From stdpp Require Import tactics telescopes.

Local Unset Mangle Names. (* for stable goal printing *)

Section universes.
(** This test would fail without [Unset Universe Minimization ToSet] in [telescopes.v]. *)
Lemma texist_exist_universes (X : Type) (P : TeleS (λ _ : X, TeleO) → Prop) :
  texist P ↔ ex P.
Proof. by rewrite texist_exist. Qed.

(** [tele_arg t] should live at the same universe
as the types inside of [t] because [tele_arg t]
is essentially just a (dependent) product.
 *)
Definition no_bump@{u} (t : tele@{u}) : Type@{u} := tele_arg@{u} t.

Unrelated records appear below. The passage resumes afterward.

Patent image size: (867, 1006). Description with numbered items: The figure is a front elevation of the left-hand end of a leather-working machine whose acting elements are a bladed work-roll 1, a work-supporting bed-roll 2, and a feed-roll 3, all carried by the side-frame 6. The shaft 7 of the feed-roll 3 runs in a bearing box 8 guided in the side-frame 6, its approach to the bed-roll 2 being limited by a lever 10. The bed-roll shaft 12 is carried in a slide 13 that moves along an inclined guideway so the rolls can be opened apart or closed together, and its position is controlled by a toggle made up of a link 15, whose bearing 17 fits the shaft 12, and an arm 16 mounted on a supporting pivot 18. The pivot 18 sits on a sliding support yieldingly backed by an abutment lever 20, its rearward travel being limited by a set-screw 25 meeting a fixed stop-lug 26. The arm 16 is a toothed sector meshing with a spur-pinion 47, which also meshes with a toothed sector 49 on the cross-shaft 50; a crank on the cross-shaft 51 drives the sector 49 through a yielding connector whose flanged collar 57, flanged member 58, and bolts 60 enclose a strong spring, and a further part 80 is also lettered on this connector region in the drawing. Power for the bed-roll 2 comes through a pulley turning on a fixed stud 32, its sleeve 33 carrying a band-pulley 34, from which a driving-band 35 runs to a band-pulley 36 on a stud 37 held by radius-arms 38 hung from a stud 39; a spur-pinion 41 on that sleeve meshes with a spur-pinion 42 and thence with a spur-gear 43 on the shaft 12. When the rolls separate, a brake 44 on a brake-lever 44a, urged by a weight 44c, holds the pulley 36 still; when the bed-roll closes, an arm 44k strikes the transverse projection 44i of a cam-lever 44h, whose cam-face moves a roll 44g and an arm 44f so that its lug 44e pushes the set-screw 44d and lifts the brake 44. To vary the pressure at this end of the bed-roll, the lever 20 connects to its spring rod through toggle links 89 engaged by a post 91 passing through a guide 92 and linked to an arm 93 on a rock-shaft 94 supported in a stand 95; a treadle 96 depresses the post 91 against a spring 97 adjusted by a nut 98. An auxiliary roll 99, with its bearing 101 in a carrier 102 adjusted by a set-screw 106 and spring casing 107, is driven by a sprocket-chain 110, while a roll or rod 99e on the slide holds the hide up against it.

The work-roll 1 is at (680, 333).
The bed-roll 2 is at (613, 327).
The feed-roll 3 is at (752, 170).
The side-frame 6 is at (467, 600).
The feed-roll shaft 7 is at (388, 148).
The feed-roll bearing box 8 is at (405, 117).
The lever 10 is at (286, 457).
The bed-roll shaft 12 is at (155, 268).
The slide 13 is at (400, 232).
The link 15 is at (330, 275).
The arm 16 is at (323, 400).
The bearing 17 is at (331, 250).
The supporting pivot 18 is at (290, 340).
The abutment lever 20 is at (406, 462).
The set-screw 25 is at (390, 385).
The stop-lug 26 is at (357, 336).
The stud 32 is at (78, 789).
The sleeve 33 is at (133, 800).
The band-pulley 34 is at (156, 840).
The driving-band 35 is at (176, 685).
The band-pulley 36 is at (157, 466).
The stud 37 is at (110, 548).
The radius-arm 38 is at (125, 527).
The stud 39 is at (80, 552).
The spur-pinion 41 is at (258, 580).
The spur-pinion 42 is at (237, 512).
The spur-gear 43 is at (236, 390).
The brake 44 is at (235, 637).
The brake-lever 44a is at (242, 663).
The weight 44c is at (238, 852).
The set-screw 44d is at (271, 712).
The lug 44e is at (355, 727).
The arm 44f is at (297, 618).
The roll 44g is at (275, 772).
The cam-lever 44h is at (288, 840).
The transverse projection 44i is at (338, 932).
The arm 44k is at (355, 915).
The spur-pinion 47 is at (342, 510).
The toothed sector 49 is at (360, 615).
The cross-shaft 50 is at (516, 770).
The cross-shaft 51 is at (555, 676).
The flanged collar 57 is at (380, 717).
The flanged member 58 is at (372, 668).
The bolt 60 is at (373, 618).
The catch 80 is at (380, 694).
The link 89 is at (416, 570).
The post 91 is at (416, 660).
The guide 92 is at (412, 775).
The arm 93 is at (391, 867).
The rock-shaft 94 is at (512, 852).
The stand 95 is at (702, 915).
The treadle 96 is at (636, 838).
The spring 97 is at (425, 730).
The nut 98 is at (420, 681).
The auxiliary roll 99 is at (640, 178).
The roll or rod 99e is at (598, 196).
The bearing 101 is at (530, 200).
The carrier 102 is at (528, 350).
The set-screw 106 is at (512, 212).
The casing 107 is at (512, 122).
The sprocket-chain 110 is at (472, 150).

(* Assert that telescopes are cumulatively universe polymorphic.
   See https://gitlab.mpi-sws.org/iris/iris/-/issues/461
 *)
Section cumulativity.
Monomorphic Universes Quant local.
Monomorphic Constraint local < Quant.
Example cumul (t : tele@{local}) : tele@{Quant} := t.
End cumulativity.
End universes.

Section accessor.
(* This is like Iris' accessors, but in Prop.  Just to play with telescopes. *)
Definition accessor {X : tele} (α β γ : X → Prop) : Prop :=
  ∃.. x, α x ∧ (β x → γ x).

(* Working with abstract telescopes. *)
Section tests.
Context {X : tele}.
Implicit Types α β γ : X → Prop.

Lemma acc_mono α β γ1 γ2 :
  (∀.. x, γ1 x → γ2 x) →
  accessor α β γ1 → accessor α β γ2.
Proof.
  unfold accessor. rewrite tforall_forall, !texist_exist.
  intros Hγ12 Hacc. destruct Hacc as [x' [Hα Hclose]]. exists x'.
  split; [done|]. intros Hβ. apply Hγ12, Hclose. done.
Qed.

Lemma acc_mono_disj α β γ1 γ2 :
  accessor α β γ1 → accessor α β (λ.. x, γ1 x ∨ γ2 x).
Proof.
  Show.
  apply acc_mono. Show.
  rewrite tforall_forall. intros x Hγ. rewrite tele_app_bind. Show.
  left. done.
Qed.
End tests.
End accessor.

(* Type inference for tele_app-based notation.
(Relies on [&] bidirectionality hint of tele_app.) *)
Definition test {TT : tele} (t : TT → Prop) : Prop :=
  ∀.. x, t x ∧ t x.
Notation "'[TEST'  x .. z ,  P ']'" :=
  (test (TT:=(TeleS (fun x => .. (TeleS (fun z => TeleO)) ..)))
        (tele_app (λ x, .. (λ z, P) ..)))
  (x binder, z binder).
Check [TEST (x y : nat), x = y].

(** [tele_arg ..] notation tests.
    These tests mainly test type annotations and casts in the [tele_arg]
    notations.
    We test that Coq can typecheck literal telescope arguments in two ways:
    - tactic unification/old unification using [exact]
    - evarconv/new unification using [refine]
 *)
Example tele_arg_notation_0 : [tele].
assert_succeeds exact [tele_arg].
assert_succeeds refine [tele_arg].
Abort.

Example tele_arg_notation_1 : [tele (_:nat)].
assert_succeeds exact [tele_arg 0].
assert_succeeds refine [tele_arg 0].
Abort.

Example tele_arg_notation_2 : [tele (_ : bool) (_ : nat)].
assert_succeeds exact [tele_arg true; 0].
assert_succeeds refine [tele_arg true; 0].
Abort.

Example tele_arg_notation_2_dep : [tele (b : bool) (_ : if b then nat else False)].
assert_succeeds exact [tele_arg true; 0].
assert_succeeds refine [tele_arg true; 0].
Abort.